DE WES ANDERSON. AVEC JARED GILMAN, KARA HAYWARD, EDWARD NORTON. 1 H 34. SORTIE: 30/05.

On entre dans Moonrise Kingdom, le septième long métrage de Wes Anderson, comme l’on s’inviterait dans une maison de poupées -celle de la famille Bishop en l’occurrence, dont chaque détail nous est révélé dans une scène d’ouverture orchestrée au son de The Young Person’s Guide to the Orchestra de Benjamin Britten. Magique autant que magistrale, l’introduction vaut aussi signature, l’univers du réalisateur américain y apparaissant tel qu’en lui-même, stylé, maniaque et excentrique. Passé ce délicieux prologue, le film déploie pourtant une architecture inédite. Nous sommes à l’été 1965, et l’unité scout 55 a établi son camp sur une île au large de la Nouvelle-Angleterre. Rien que du joyeusement anodin, n’était l’ombre d’une tempête qui menace, jusqu’au moment où il apparaît que l’un des enfants manque à l’appel. A savoir Sam (Jared Gilman), 12 ans, qui a déserté le campement au prix d’un ingénieux stratagème. Le gamin a un plan, en effet, à savoir rejoindre Suzy Bishop (Kara Hayward), 12 printemps elle aussi, rencontrée un an plus tôt lors d’un spectacle, et avec qui il avait imaginé une fugue amoureuse. Les amants juvéniles en cavale, c’est toute l’île qui va être mise sens dessus dessous, aux scouts lancés à leur recherche sous la conduite d’un (ir)responsable maladroit (Edward Norton) s’ajoutant un policier solitaire (Bruce Willis), sans oublier les parents de la jeune fille (Frances McDormand et Bill Murray campant ce couple fatigué). Soit le début d’une curieuse et trépidante aventure, où à l’inébranlable sérénité des deux tourtereaux en herbe va répondre une agitation allant crescendo à mesure que les éléments se déchaînent…

Du pur Anderson

Avec sa facture foisonnante, son originalité maladive, son décalage revendiqué et sa drôlerie, et jusqu’à la présence d’une famille désaccordée, Moonrise Kingdom est du pur Wes Anderson. Si l’on a parfois l’impression de tourner les pages d’un album maintes fois parcouru, l’auteur a toutefois veillé à en ouvrir un nouveau chapitre, déplaçant le curseur de son inspiration vers le terrain fécond de la préadolescence et du premier amour. Et alors que Fantastic Mr Fox opposait le règne animal à la raideur humaine, ce nouveau film confronte pour sa part la sortie de l’enfance, avec son cortège de possibles, avec les démissions, compromissions et autres rigidités de sa suite adulte. Propos qui, devant la caméra de Anderson, prend le tour d’un conte étonnant pour le moins, même si un peu trop corseté dans son maniérisme. Le spectre de la coquetterie est certes là, qui occulte quelque peu les aspérités d’un récit n’en étant pour autant pas dénué: sous la légèreté de l’innocent baguenaudage, l’équipée de ces jeunes amoureux laisse poindre la perspective de l’amertume en effet…
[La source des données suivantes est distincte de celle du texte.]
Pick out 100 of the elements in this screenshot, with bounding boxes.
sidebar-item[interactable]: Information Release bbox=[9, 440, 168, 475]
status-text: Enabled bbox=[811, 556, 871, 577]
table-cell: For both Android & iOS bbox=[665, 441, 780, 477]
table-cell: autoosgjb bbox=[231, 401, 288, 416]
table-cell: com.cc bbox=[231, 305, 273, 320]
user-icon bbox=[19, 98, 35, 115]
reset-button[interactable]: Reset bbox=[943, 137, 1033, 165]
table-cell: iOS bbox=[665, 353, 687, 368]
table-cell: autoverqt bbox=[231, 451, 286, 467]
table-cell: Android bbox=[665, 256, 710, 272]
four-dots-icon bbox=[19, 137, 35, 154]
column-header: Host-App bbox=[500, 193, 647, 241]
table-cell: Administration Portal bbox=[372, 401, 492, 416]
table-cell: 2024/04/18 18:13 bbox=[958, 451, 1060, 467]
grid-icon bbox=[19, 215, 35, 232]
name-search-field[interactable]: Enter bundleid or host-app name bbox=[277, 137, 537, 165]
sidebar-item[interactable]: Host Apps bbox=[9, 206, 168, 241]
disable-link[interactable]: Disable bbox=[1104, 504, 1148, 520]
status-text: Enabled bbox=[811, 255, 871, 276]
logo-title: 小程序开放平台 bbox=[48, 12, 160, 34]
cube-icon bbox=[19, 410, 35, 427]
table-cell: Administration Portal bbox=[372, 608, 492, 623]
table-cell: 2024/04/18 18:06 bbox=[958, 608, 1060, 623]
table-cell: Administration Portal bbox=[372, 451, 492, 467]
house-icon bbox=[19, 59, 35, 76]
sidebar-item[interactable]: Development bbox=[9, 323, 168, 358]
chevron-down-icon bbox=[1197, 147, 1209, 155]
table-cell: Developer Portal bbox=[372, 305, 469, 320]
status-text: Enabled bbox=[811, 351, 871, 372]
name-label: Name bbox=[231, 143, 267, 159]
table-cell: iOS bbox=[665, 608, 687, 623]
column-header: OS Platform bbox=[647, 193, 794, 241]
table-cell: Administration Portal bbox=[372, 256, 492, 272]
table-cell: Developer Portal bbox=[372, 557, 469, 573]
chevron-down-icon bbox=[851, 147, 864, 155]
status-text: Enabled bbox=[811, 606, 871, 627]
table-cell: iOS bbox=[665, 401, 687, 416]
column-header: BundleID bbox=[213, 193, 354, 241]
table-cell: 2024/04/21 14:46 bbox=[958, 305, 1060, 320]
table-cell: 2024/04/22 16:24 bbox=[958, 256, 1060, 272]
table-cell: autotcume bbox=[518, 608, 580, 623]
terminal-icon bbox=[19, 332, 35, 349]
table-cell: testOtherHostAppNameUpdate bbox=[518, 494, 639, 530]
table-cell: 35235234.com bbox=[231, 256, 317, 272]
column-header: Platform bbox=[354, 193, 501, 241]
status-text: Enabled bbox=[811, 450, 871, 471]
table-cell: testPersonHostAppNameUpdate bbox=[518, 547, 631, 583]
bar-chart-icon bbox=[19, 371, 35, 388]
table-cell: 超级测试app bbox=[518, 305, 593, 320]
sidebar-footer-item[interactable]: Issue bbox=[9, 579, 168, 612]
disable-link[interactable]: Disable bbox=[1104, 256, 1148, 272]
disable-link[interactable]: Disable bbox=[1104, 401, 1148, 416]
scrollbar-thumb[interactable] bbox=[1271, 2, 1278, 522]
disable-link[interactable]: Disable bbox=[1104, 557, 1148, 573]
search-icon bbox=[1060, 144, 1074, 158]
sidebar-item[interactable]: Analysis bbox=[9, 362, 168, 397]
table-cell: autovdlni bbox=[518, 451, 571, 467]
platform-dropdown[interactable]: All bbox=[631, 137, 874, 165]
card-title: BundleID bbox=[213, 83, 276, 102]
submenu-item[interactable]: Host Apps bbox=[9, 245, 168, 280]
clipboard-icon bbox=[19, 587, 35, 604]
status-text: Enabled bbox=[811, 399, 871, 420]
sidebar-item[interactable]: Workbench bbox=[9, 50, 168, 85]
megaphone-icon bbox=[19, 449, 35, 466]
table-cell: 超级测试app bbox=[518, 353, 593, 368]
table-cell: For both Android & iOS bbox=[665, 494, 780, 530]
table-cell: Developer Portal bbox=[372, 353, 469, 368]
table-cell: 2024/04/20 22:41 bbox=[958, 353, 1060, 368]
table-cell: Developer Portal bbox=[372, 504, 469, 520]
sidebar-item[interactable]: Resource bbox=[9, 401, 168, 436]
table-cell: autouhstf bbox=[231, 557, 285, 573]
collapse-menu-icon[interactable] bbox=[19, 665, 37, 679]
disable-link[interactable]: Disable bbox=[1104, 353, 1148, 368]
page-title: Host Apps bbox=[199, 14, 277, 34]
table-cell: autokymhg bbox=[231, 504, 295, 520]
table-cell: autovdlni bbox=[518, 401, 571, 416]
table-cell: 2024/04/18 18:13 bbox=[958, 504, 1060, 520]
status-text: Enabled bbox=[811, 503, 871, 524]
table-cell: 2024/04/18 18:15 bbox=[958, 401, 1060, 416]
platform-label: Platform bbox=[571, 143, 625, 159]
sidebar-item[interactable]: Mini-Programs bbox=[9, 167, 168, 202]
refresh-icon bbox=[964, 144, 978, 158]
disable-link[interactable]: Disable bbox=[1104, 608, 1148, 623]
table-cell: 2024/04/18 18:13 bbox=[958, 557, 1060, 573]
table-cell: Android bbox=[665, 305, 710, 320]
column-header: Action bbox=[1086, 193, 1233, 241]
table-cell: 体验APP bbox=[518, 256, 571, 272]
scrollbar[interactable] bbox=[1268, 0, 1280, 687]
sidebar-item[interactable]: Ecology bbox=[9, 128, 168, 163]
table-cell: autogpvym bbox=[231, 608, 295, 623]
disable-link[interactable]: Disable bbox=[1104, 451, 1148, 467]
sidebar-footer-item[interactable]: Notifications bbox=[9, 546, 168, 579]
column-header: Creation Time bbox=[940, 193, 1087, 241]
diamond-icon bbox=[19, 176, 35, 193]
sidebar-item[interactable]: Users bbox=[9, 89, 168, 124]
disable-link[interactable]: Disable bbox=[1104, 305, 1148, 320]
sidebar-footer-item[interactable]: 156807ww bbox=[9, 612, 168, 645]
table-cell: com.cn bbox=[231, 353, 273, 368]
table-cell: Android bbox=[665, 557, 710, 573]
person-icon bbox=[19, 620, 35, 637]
Une pointe de mélancolie vient dès lors ceindre ce film échevelé en forme de retour d’enfance. Et qui, pour apparaître plus formaté que The Darjeeling Limited ou autre Royal Tenenbaums, n’en reste pas moins une petite merveille d’excentricité et d’inventivité. A savourer sans modération, jusqu’en son générique final en forme de clin d’£il mélomane à la méthode Anderson, décidément irrésistible.